Exhibit A is the Department of Homeland Security’s recent solicitation for Airline Industry Flight Data. Seems odd, given that the FAA, which oversees air travel in the US, um, has this information*. But not completely– all aircraft have to file a flight plan with the FAA before take off, and this is public. However, for a variety of reasons, the plan filed may not be the actual route flown.

This RFP seeks information that is known by a small group of companies active in the airline ticketing and scheduling industry. GDS acts as a sort of back office for airline ticketing (the history of the GDS alone is a fascinating one, but that for another time), and schedule aggregators (like Innovata) work with IATA to provide schedule data in a standardized format. Getting to the details, the solicitation seeks detailed information relating to US originating or terminating flights in the industry-standard SSIM format.

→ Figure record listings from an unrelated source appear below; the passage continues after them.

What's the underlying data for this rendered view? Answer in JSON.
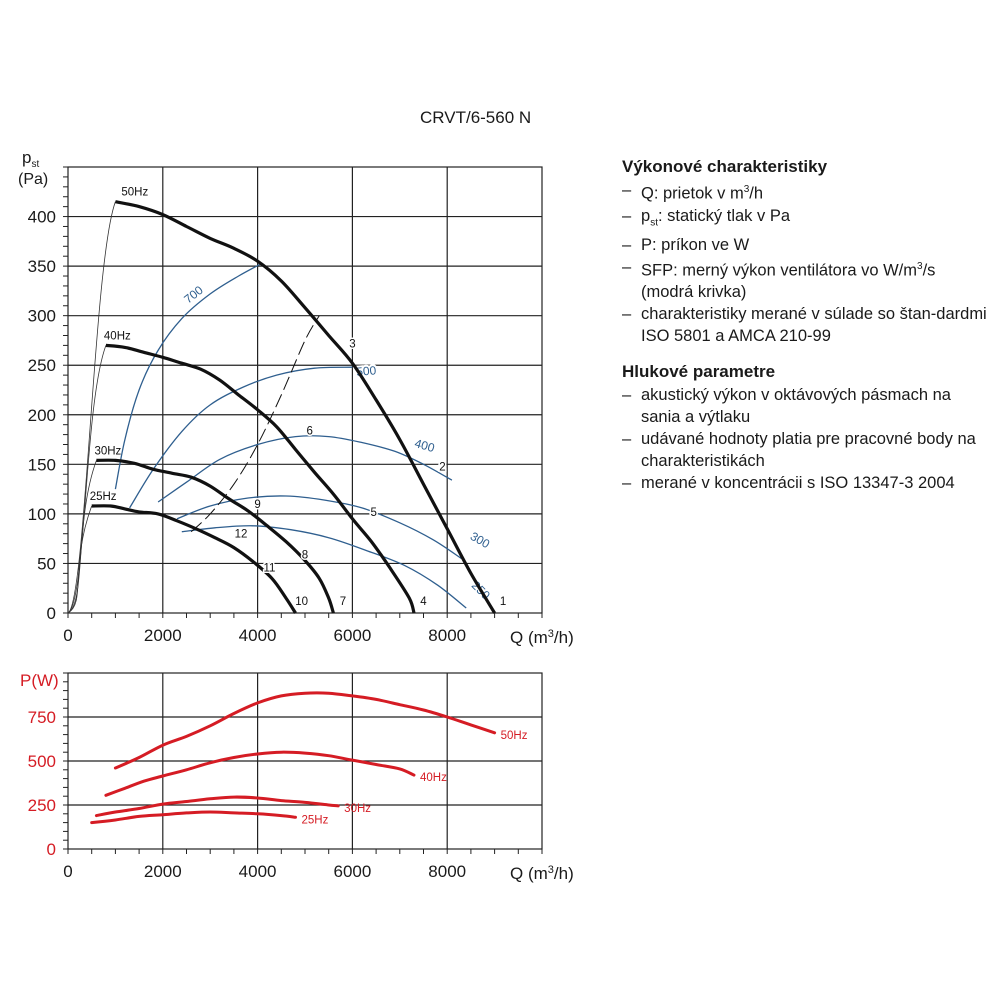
{
  "title": "CRVT/6-560 N",
  "description": {
    "sections": [
      {
        "heading": "Výkonové charakteristiky",
        "items": [
          "Q: prietok v m³/h",
          "pst: statický tlak v Pa",
          "P: príkon ve W",
          "SFP: merný výkon ventilátora vo W/m³/s (modrá krivka)",
          "charakteristiky merané v súlade so štandardmi ISO 5801 a AMCA 210-99"
        ]
      },
      {
        "heading": "Hlukové parametre",
        "items": [
          "akustický výkon v oktávových pásmach na sania a výtlaku",
          "udávané hodnoty platia pre pracovné body na charakteristikách",
          "merané v koncentrácii s ISO 13347-3 2004"
        ]
      }
    ]
  },
  "colors": {
    "fan_curve": "#111111",
    "sfp_curve": "#2f5f8f",
    "power_curve": "#d51c24",
    "grid": "#222222",
    "axis_red": "#d51c24"
  },
  "chart_data": [
    {
      "type": "line",
      "title": "",
      "xlabel": "Q (m³/h)",
      "ylabel": "pst (Pa)",
      "xlim": [
        0,
        10000
      ],
      "ylim": [
        0,
        450
      ],
      "xticks": [
        0,
        2000,
        4000,
        6000,
        8000
      ],
      "yticks": [
        0,
        50,
        100,
        150,
        200,
        250,
        300,
        350,
        400
      ],
      "grid": true,
      "series": [
        {
          "name": "50Hz",
          "kind": "fan",
          "points": [
            [
              1000,
              415
            ],
            [
              1500,
              410
            ],
            [
              2000,
              402
            ],
            [
              2500,
              390
            ],
            [
              3000,
              378
            ],
            [
              3500,
              368
            ],
            [
              4000,
              355
            ],
            [
              4500,
              335
            ],
            [
              5000,
              308
            ],
            [
              5500,
              280
            ],
            [
              6000,
              252
            ],
            [
              6500,
              215
            ],
            [
              7000,
              175
            ],
            [
              7500,
              130
            ],
            [
              8000,
              85
            ],
            [
              8500,
              40
            ],
            [
              9000,
              0
            ]
          ]
        },
        {
          "name": "40Hz",
          "kind": "fan",
          "points": [
            [
              800,
              270
            ],
            [
              1200,
              268
            ],
            [
              1600,
              263
            ],
            [
              2000,
              258
            ],
            [
              2400,
              252
            ],
            [
              2800,
              246
            ],
            [
              3200,
              235
            ],
            [
              3600,
              220
            ],
            [
              4000,
              205
            ],
            [
              4400,
              188
            ],
            [
              4800,
              165
            ],
            [
              5200,
              142
            ],
            [
              5600,
              120
            ],
            [
              6000,
              95
            ],
            [
              6400,
              72
            ],
            [
              6800,
              45
            ],
            [
              7200,
              15
            ],
            [
              7300,
              0
            ]
          ]
        },
        {
          "name": "30Hz",
          "kind": "fan",
          "points": [
            [
              600,
              154
            ],
            [
              1000,
              154
            ],
            [
              1400,
              151
            ],
            [
              1800,
              145
            ],
            [
              2200,
              141
            ],
            [
              2600,
              137
            ],
            [
              3000,
              128
            ],
            [
              3400,
              115
            ],
            [
              3800,
              103
            ],
            [
              4200,
              88
            ],
            [
              4600,
              72
            ],
            [
              5000,
              53
            ],
            [
              5300,
              35
            ],
            [
              5500,
              15
            ],
            [
              5600,
              0
            ]
          ]
        },
        {
          "name": "25Hz",
          "kind": "fan",
          "points": [
            [
              500,
              108
            ],
            [
              900,
              108
            ],
            [
              1200,
              105
            ],
            [
              1500,
              102
            ],
            [
              1900,
              100
            ],
            [
              2300,
              93
            ],
            [
              2700,
              85
            ],
            [
              3100,
              76
            ],
            [
              3500,
              66
            ],
            [
              3900,
              52
            ],
            [
              4300,
              35
            ],
            [
              4600,
              15
            ],
            [
              4800,
              0
            ]
          ]
        },
        {
          "name": "700",
          "kind": "sfp",
          "points": [
            [
              1000,
              125
            ],
            [
              1200,
              175
            ],
            [
              1500,
              225
            ],
            [
              1900,
              265
            ],
            [
              2400,
              297
            ],
            [
              3000,
              322
            ],
            [
              3600,
              340
            ],
            [
              4100,
              353
            ]
          ]
        },
        {
          "name": "500",
          "kind": "sfp",
          "points": [
            [
              1300,
              106
            ],
            [
              1800,
              145
            ],
            [
              2400,
              183
            ],
            [
              3000,
              210
            ],
            [
              3700,
              228
            ],
            [
              4400,
              240
            ],
            [
              5200,
              247
            ],
            [
              6000,
              248
            ]
          ]
        },
        {
          "name": "400",
          "kind": "sfp",
          "points": [
            [
              1900,
              112
            ],
            [
              2500,
              132
            ],
            [
              3200,
              155
            ],
            [
              4000,
              170
            ],
            [
              4800,
              178
            ],
            [
              5500,
              178
            ],
            [
              6200,
              172
            ],
            [
              6900,
              163
            ],
            [
              7500,
              150
            ],
            [
              8100,
              134
            ]
          ]
        },
        {
          "name": "300",
          "kind": "sfp",
          "points": [
            [
              2300,
              95
            ],
            [
              3000,
              108
            ],
            [
              3800,
              116
            ],
            [
              4600,
              118
            ],
            [
              5400,
              114
            ],
            [
              6200,
              106
            ],
            [
              7000,
              91
            ],
            [
              7700,
              74
            ],
            [
              8300,
              55
            ]
          ]
        },
        {
          "name": "250",
          "kind": "sfp",
          "points": [
            [
              2400,
              82
            ],
            [
              3100,
              86
            ],
            [
              3900,
              88
            ],
            [
              4700,
              84
            ],
            [
              5500,
              76
            ],
            [
              6300,
              63
            ],
            [
              7100,
              48
            ],
            [
              7800,
              28
            ],
            [
              8400,
              5
            ]
          ]
        }
      ],
      "system_lines": [
        {
          "points": [
            [
              2600,
              82
            ],
            [
              3000,
              100
            ],
            [
              3500,
              130
            ],
            [
              4000,
              170
            ],
            [
              4500,
              220
            ],
            [
              5000,
              275
            ],
            [
              5300,
              300
            ]
          ],
          "dashed": true
        }
      ],
      "point_labels": [
        {
          "text": "1",
          "at": [
            9180,
            8
          ]
        },
        {
          "text": "2",
          "at": [
            7900,
            144
          ]
        },
        {
          "text": "3",
          "at": [
            6000,
            268
          ]
        },
        {
          "text": "4",
          "at": [
            7500,
            8
          ]
        },
        {
          "text": "5",
          "at": [
            6450,
            98
          ]
        },
        {
          "text": "6",
          "at": [
            5100,
            180
          ]
        },
        {
          "text": "7",
          "at": [
            5800,
            8
          ]
        },
        {
          "text": "8",
          "at": [
            5000,
            55
          ]
        },
        {
          "text": "9",
          "at": [
            4000,
            106
          ]
        },
        {
          "text": "10",
          "at": [
            4930,
            8
          ]
        },
        {
          "text": "11",
          "at": [
            4250,
            42
          ]
        },
        {
          "text": "12",
          "at": [
            3650,
            76
          ]
        }
      ]
    },
    {
      "type": "line",
      "title": "",
      "xlabel": "Q (m³/h)",
      "ylabel": "P(W)",
      "xlim": [
        0,
        10000
      ],
      "ylim": [
        0,
        1000
      ],
      "xticks": [
        0,
        2000,
        4000,
        6000,
        8000
      ],
      "yticks": [
        0,
        250,
        500,
        750
      ],
      "grid": true,
      "series": [
        {
          "name": "50Hz",
          "points": [
            [
              1000,
              460
            ],
            [
              1500,
              520
            ],
            [
              2000,
              590
            ],
            [
              2500,
              640
            ],
            [
              3000,
              700
            ],
            [
              3500,
              770
            ],
            [
              4000,
              830
            ],
            [
              4500,
              870
            ],
            [
              5000,
              885
            ],
            [
              5500,
              885
            ],
            [
              6000,
              870
            ],
            [
              6500,
              850
            ],
            [
              7000,
              820
            ],
            [
              7500,
              790
            ],
            [
              8000,
              750
            ],
            [
              8500,
              705
            ],
            [
              9000,
              660
            ]
          ]
        },
        {
          "name": "40Hz",
          "points": [
            [
              800,
              305
            ],
            [
              1200,
              345
            ],
            [
              1600,
              385
            ],
            [
              2000,
              415
            ],
            [
              2500,
              450
            ],
            [
              3000,
              490
            ],
            [
              3500,
              520
            ],
            [
              4000,
              540
            ],
            [
              4500,
              550
            ],
            [
              5000,
              545
            ],
            [
              5500,
              530
            ],
            [
              6000,
              505
            ],
            [
              6500,
              480
            ],
            [
              7000,
              455
            ],
            [
              7300,
              420
            ]
          ]
        },
        {
          "name": "30Hz",
          "points": [
            [
              600,
              190
            ],
            [
              1000,
              210
            ],
            [
              1500,
              230
            ],
            [
              2000,
              255
            ],
            [
              2500,
              270
            ],
            [
              3000,
              285
            ],
            [
              3500,
              295
            ],
            [
              4000,
              290
            ],
            [
              4500,
              275
            ],
            [
              5000,
              265
            ],
            [
              5500,
              250
            ],
            [
              5700,
              245
            ]
          ]
        },
        {
          "name": "25Hz",
          "points": [
            [
              500,
              150
            ],
            [
              1000,
              165
            ],
            [
              1500,
              185
            ],
            [
              2000,
              195
            ],
            [
              2500,
              205
            ],
            [
              3000,
              210
            ],
            [
              3500,
              205
            ],
            [
              4000,
              200
            ],
            [
              4500,
              190
            ],
            [
              4800,
              180
            ]
          ]
        }
      ]
    }
  ]
}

Specifically, it seeks:

  • Airline names
  • Flight numbers
  • Itinerary variation
  • Identifiers
  • Leg sequence numbers
  • Service types
  • Departure/arrival stations
  • Discontinued dates
  • and more! (consult the solicitation if you dare: Scope of Work, Page 2)

Additionally, “…[t]he flight data file shall not contain the following Data Element Identifier (DEI) Type 4 line items:

a. 501 – On-Time Performance
b. 502 – In-Flight service (meals for sale, movies, smoking, non-smoking, etc)
c. 503 - Electronic Ticketing Information”

Seems odd to specifically identify three attributes that you do not want. What is weird about this solicitation (apart from the FAA already having this data) is that DHS already has it– under the Secure Flight program, the TSA collects traveller information from airlines. This includes a unique ID (PNR) that can be used to associate with the aircraft, and therefore capture info the TSA seeks!

*Ok, we lied. The FAA actually doesn’t have this data. Of course you would think they create this data, but they don’t–it’s licensed from a private party, giving more opportunities to license public resources to additional government agencies, like DHS!